5.9/10
Senior Film Conservator

A definitive 5.9/10 rating for a film that redefined the boundaries of cult cinema. El último varon sobre la Tierra remains a cornerstone of transgressive art.
Honestly, it depends on how much patience you have for 1930s-era absurdity. If you enjoy movies where the plot moves like a pinball machine and characters make decisions that would make a sane person scream, you’ll probably get a kick out of this. If you need logic or, you know, a coherent pace, you’re going to hate it. It’s definitely not for everyone, but it’s a weirdly charming relic.

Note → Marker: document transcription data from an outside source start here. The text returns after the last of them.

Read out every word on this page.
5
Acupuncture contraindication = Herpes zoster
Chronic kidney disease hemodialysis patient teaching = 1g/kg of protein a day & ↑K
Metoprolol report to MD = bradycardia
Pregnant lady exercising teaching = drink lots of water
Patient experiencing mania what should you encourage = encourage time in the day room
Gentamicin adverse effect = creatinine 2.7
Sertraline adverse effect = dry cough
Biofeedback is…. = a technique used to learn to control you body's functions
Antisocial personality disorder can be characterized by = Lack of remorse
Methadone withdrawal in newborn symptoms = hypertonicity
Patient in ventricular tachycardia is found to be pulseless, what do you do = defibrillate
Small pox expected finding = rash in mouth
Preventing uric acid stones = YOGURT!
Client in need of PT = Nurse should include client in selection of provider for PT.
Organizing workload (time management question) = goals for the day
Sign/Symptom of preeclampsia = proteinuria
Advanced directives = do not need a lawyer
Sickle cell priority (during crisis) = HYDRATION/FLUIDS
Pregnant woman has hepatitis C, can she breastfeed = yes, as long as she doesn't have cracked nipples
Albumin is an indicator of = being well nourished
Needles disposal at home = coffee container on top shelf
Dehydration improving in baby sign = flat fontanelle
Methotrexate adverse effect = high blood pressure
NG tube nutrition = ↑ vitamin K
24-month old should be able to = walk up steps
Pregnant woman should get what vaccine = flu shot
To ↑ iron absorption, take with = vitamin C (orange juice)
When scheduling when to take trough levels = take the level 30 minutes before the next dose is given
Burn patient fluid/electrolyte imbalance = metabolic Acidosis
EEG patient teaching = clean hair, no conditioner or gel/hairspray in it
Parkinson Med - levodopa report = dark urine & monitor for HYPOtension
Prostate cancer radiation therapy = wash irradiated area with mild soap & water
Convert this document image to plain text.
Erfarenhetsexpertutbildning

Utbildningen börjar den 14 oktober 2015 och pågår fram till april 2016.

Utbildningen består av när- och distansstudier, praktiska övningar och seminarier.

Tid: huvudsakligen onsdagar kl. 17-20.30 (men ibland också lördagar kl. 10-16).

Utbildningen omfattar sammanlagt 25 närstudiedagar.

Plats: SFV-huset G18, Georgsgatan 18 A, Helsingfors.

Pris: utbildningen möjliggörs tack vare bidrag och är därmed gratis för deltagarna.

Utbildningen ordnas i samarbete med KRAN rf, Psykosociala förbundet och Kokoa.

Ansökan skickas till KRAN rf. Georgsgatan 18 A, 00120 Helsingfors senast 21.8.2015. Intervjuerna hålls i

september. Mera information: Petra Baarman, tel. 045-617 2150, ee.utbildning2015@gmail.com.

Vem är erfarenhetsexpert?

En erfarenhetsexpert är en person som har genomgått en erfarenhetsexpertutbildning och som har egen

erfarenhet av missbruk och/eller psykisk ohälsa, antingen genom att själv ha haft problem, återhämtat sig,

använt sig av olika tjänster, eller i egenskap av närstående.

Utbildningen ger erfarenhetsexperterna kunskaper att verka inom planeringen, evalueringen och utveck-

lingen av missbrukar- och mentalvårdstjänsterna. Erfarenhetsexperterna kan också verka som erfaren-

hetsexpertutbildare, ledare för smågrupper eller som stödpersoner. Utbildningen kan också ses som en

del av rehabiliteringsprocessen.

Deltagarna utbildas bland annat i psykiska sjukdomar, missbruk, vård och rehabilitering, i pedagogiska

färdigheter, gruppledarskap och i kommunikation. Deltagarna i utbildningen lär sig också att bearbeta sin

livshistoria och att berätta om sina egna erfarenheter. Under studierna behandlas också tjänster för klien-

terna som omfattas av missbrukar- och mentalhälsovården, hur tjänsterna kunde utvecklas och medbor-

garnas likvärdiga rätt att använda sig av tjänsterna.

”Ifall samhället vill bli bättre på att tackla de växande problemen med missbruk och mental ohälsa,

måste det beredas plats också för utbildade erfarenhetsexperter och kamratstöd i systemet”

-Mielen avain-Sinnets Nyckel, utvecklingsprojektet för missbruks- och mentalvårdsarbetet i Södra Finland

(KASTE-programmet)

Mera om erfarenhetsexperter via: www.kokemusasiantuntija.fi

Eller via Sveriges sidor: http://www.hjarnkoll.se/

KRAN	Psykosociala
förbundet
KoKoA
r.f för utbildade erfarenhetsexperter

The whole setup is just so ridiculously dramatic. Ralph gets dumped because he accidentally stumbled into the wrong bedroom at his own engagement party—because that happens all the time, right? The guy is such a mess that he flies a plane into the Pacific just to escape the drama. Talk about an overreaction.
Once the 'masculitis' hits—which is exactly as silly a word as it sounds—the movie pivots hard. It stops being a romantic farce and starts being a weird, high-stakes game of keep-away. Watching the women of the world mobilize to hunt down this one guy on an island is bizarre, mostly because everyone acts like they've never seen a man before in their lives. The way the female gangster character enters the fray feels like someone dropped a subplot from an entirely different movie into this one.